Hall Of Fame, Bat Factory Bring Baseball Fans Back In Time And Behind Scenes
COOPERSTOWN, N.Y. — From late-1800s fingerless gloves and Babe Ruth’s plaque to exhibits containing facts about everyone’s favorite teams and ballparks, the National Baseball Hall of Fame and Museum offers fans of America’s pastime a trip down memory lane — and in many instances to a time well before their own.
The Hall, which can take several hours for people to make way through, provides information about the evolution of the game through equipment displays, and descriptive histories of teams and leagues. The museum’s collections contain more than 40,000 three-dimensional artifacts representing the game.
Fans wearing shirts and caps supporting the Yankees, Red Sox, Orioles, or whichever team they root for, come together — throwing their rivalries out the window — to see how the Hall honors all-time greats and tells the history of baseball. The Hall was dedicated in 1939. A photo inside the brick building shows fans flooding the street in front of the original venue, which has since been expanded upon to house a growing collection of unique and valuable memorabilia. Major League Baseball shut down for two days so players and MLB officials could travel to the village of Cooperstown for the celebration.
The exhibit “Talkin’ Baseball” provides information such as the fact that by the late 1850s the position called “short” or “short field” became known as shortstop.
Starting in the 1860s, newspaper writers received their information from faraway games by Morse code. This writer can’t imagine trying to recap a game in that way!
In the 1800s, fingerless gloves were used by fielders, sometimes on both hands, to allow for accurate throws. Some fielders today probably couldn’t fathom trying to glove a ball that way, or in baseball’s earlier days of gloveless play, back when an out was recorded when a ball was caught on a hop. Early bats were often homemade from wagon tongues, axe handles, and tree limbs. By the 1870s companies manufactured bats of various lengths and weights. Rules of bat dimensions have remained consistent since 1895.
A short country road drive from the Hall — through scenic farmland — takes visitors to the Cooperstown Bat Company. A small operation, the Bat Company churns out some 36,000 bats a year, about two-thirds of which go to the many souvenir shops in Cooperstown. You can watch the billet or round (think large dowel) quickly cut into a bat.
Baseball, more than a century ago, wasn’t such a money-driven business as it is today, but it has been a high-paying business for a long time. The 1869 Red Stockings were the first openly all-professional team. Individual salaries ranged from $600 to $1,400, which may be peanuts compared to today’s exorbitant earnings, but was two to four times the average worker’s wages. The Red Stockings 1869 were a powerhouse team that went unbeaten, inspiring other victory-hungry clubs to pay players. The Red Stockings folded and moved to Boston the next year. The Red Stockings did not evolve into the Red Sox; check out the Hall to find out more about the history of these teams.

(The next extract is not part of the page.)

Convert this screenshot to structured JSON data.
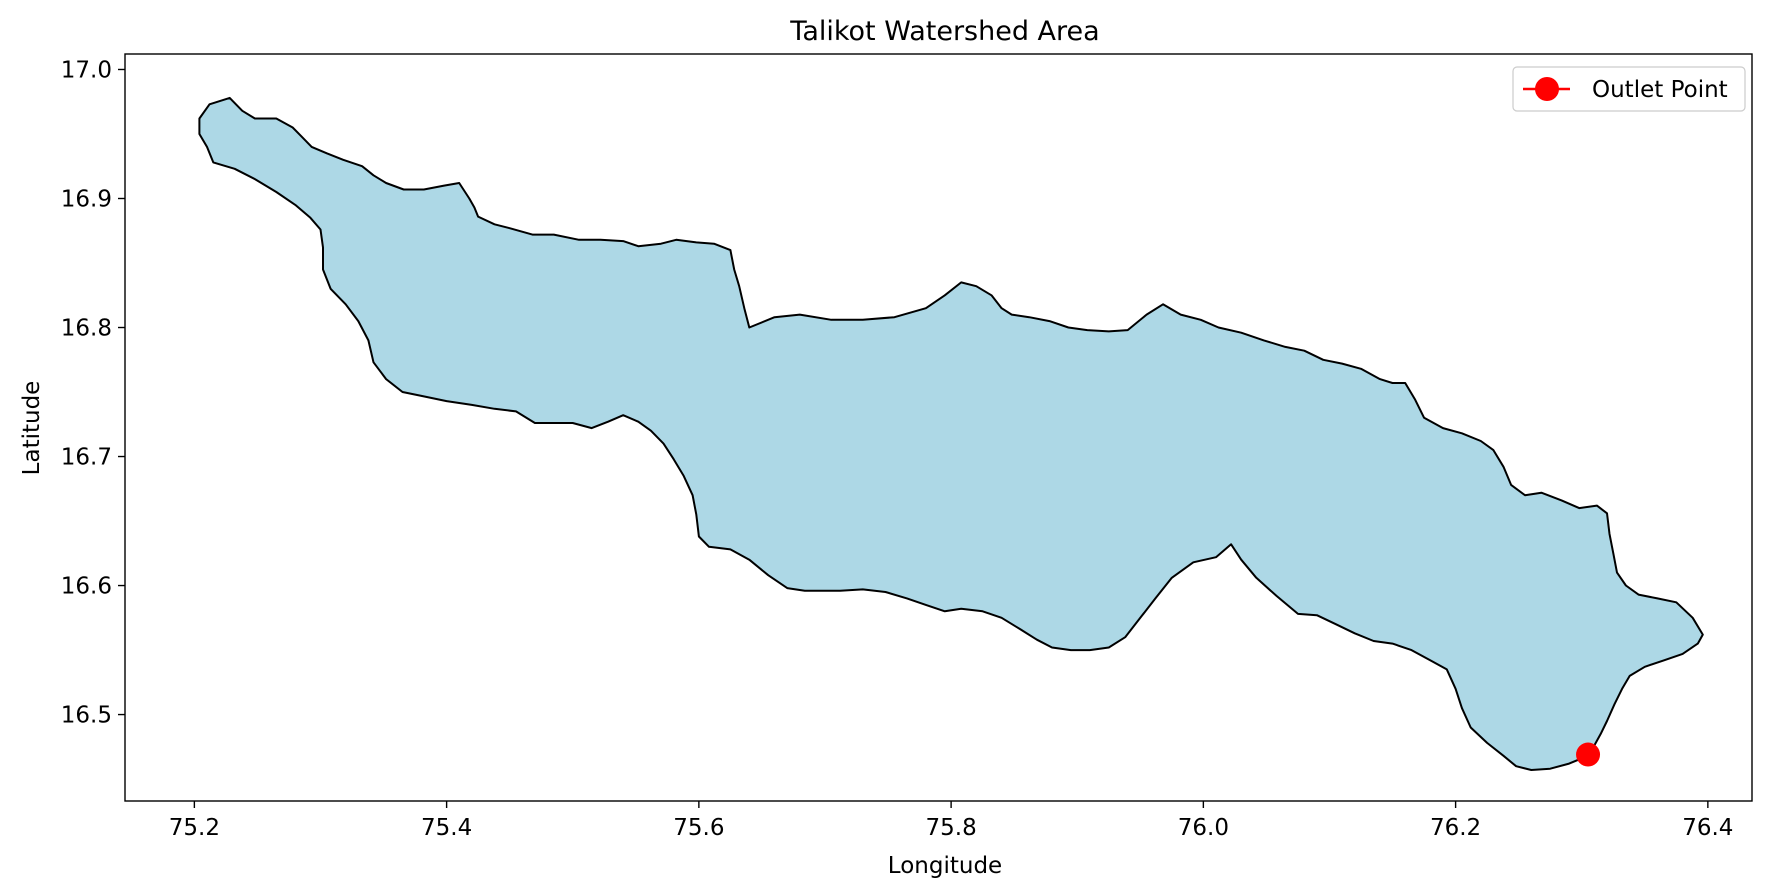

Today’s sports fans can turn on the television to watch the games of balls and strikes, but it certainly wasn’t always that way. Ebbets Field, home to the Brooklyn Dodgers, was the site of the first televised big league baseball game, on August 26, 1939. The Dodgers, by the way, originated as the Trolley Dodgers.
Yankee Stadium was the first ballpark to use “stadium” in its name. Details on the original Yankee Stadium, Polo Grounds, and other parks of the past are included at the Hall. A ticket booth from the old Yankee Stadium, turnstile form the Polo Grounds, and cornerstone from Ebbets Field are all on display. The Astrodome, former home of the Houston Astros, originally had natural grass. Skylights were painted to diminish glare, but the lack of sunlight killed the grass, prompting the development of Astroturf in 1966.
Pete Rose may be banned from baseball and not permitted to be up for Hall of Fame induction, but he’s in the Hall. There is an exhibit on the former fiery player, along with sections for many of the game’s past standouts.
The Hall also features baseball cards from throughout the decades, uniforms that have come and gone, and details on record-setting performances, the longest games played, and so much more. There is an exhibit called “Diamond Dreams: Women in Baseball.” Pictures of mascots and tickets are on display. Among the more unusual props is a 1970 Bat Rule, a bat-shaped slide rule specially designed for computing batting averages at the ball park.
A visit to the Hall, no doubt, will reveal plenty more interesting and informative tidbits about America’s pastime. Annual attendance averages 350,000, but with numerous exhibits to peruse, there is plenty of opportunity — and space — to stop for a photo along the way.